Is it life or is it critical?
Should you insure your life for the benefit of your family or your health for your own benefit? That’s an issue for many families, since while life insurance is cheap, Critical Illness cover is much more expensive and buying CI cover for two thirtysomething parents can cost five times as much as term life cover.
When CI was introduced, it was promoted as a separate type of policy. Today, because people appreciate the value of the cover, more and more young people are buying it. And insurers have adapted policies to make it more affordable. But some of the new policies have drawbacks.
For example, you need to have life assurance cover on your mortgage. Most lenders insist on this, because the last thing they want to have to do is repossess a house because a widow can’t afford the mortgage repayments. You can get a CI-plus-life insurance policy instead of straight life insurance.
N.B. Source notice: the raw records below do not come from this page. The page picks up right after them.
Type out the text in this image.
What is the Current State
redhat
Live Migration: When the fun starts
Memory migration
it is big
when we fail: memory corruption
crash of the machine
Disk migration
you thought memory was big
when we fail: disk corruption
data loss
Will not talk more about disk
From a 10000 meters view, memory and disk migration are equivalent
But some of these policies, in order to make the premiums affordable, pay out only one benefit. So if you were diagnosed as having a critical illness, you’d get the payout. You’d probably want to use at least some of the cash to support you in your illness - so your family would be left with some or all of the mortgage after your death. But CI-plus-life insurance paying a double benefit is a lot more expensive.
If affordability is the issue, then you can look at another solution, which is buying life insurance and an income protection plan, which pays a tax-free monthly benefit up to a set age (often 65) if you suffer any form of illness that prevents you from working. Because it doesn’t pay a lump sum and most people recover, premiums for this type of cover give you a lot more bang for your buck.